Exploring System 1 and 2 communication for latent reasoning in LLMs
This work addresses the problem of efficient reasoning in LLMs for AI researchers, showing current dual-model approaches are mostly incremental and add computational cost without qualitative improvements.
The study investigated whether dual-architecture latent reasoning (with separate Base and Coprocessor models) improves LLM reasoning compared to a unified model, finding that joint finetuning (H2) performed best but a unified baseline nearly matched it, while increasing channel capacity (H1) or scaling latent-token budgets yielded minimal gains.
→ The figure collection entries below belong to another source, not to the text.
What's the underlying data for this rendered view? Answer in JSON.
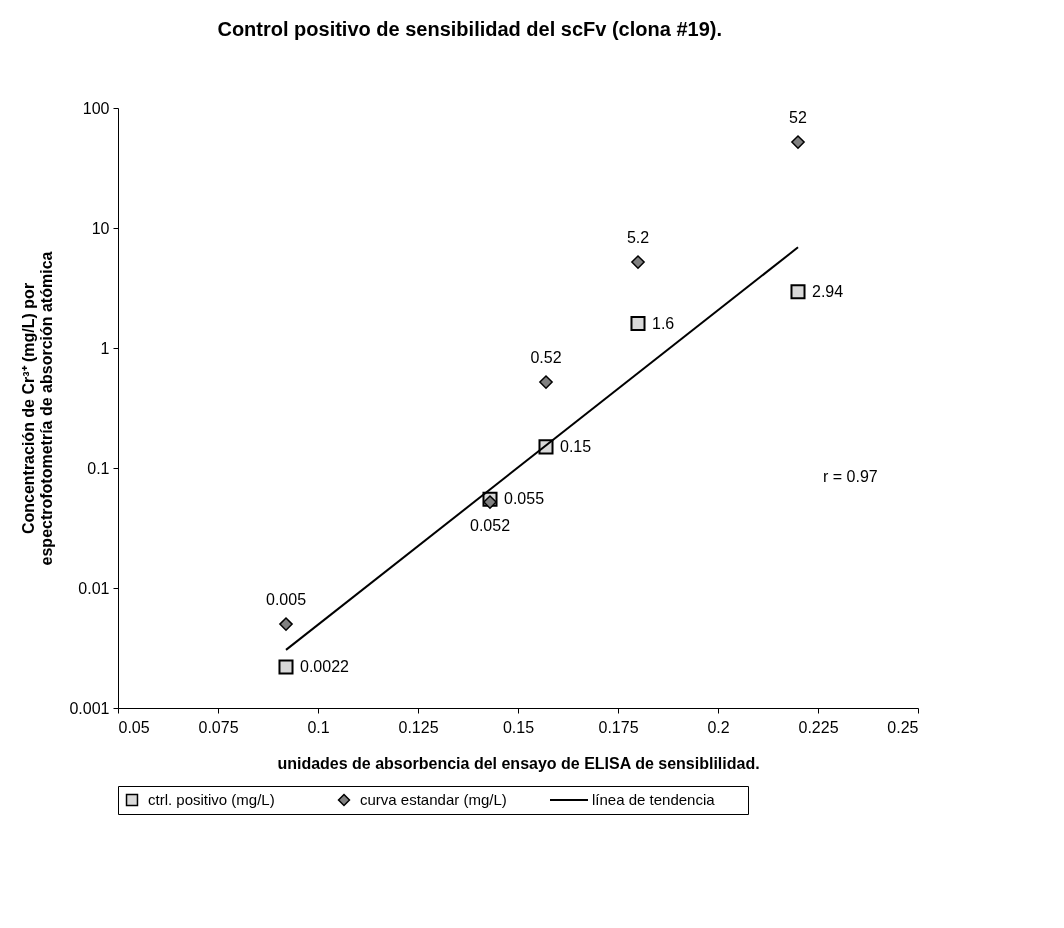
{
  "chart_data": {
    "type": "scatter",
    "title": "Control positivo de sensibilidad del scFv (clona #19).",
    "xlabel": "unidades de absorbencia del ensayo de ELISA de sensiblilidad.",
    "ylabel": "Concentración de Cr³⁺ (mg/L)  por\nespectrofotometría de absorción atómica",
    "x": [
      0.092,
      0.143,
      0.157,
      0.18,
      0.22
    ],
    "series": [
      {
        "name": "ctrl. positivo (mg/L)",
        "color": "#d9d9d9",
        "marker": "square",
        "values": [
          0.0022,
          0.055,
          0.15,
          1.6,
          2.94
        ],
        "value_labels": [
          "0.0022",
          "0.055",
          "0.15",
          "1.6",
          "2.94"
        ]
      },
      {
        "name": "curva estandar (mg/L)",
        "color": "#808080",
        "marker": "diamond",
        "values": [
          0.005,
          0.052,
          0.52,
          5.2,
          52
        ],
        "value_labels": [
          "0.005",
          "0.052",
          "0.52",
          "5.2",
          "52"
        ]
      },
      {
        "name": "línea de tendencia",
        "type": "line",
        "color": "#000000",
        "marker": "none",
        "x": [
          0.092,
          0.22
        ],
        "values": [
          0.00305,
          6.9
        ]
      }
    ],
    "log": "y",
    "xlim": [
      0.05,
      0.25
    ],
    "xticks": [
      0.05,
      0.075,
      0.1,
      0.125,
      0.15,
      0.175,
      0.2,
      0.225,
      0.25
    ],
    "ylim": [
      0.001,
      100
    ],
    "yticks": [
      0.001,
      0.01,
      0.1,
      1,
      10,
      100
    ],
    "grid": false,
    "legend": "bottom",
    "annotations": [
      "r = 0.97"
    ]
  }
}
Should LLM reasoning live in a separate module, or within a single model's forward pass and representational space? We study dual-architecture latent reasoning, where a fluent Base exchanges latent messages with a Coprocessor, and test two hypotheses aimed at improving latent communication over Liu et al. (2024): (H1) increase channel capacity; (H2) learn communication via joint finetuning. Under matched latent-token budgets on GPT-2 and Qwen-3, H2 is consistently strongest while H1 yields modest gains. A unified soft-embedding baseline, a single model with the same forward pass and shared representations, using the same latent-token budget, nearly matches H2 and surpasses H1, suggesting current dual designs mostly add compute rather than qualitatively improving reasoning. Across GSM8K, ProsQA, and a Countdown stress test with increasing branching factor, scaling the latent-token budget beyond small values fails to improve robustness. Latent analyses show overlapping subspaces with limited specialization, consistent with weak reasoning gains. We conclude dual-model latent reasoning remains promising in principle, but likely requires objectives and communication mechanisms that explicitly shape latent spaces for algorithmic planning.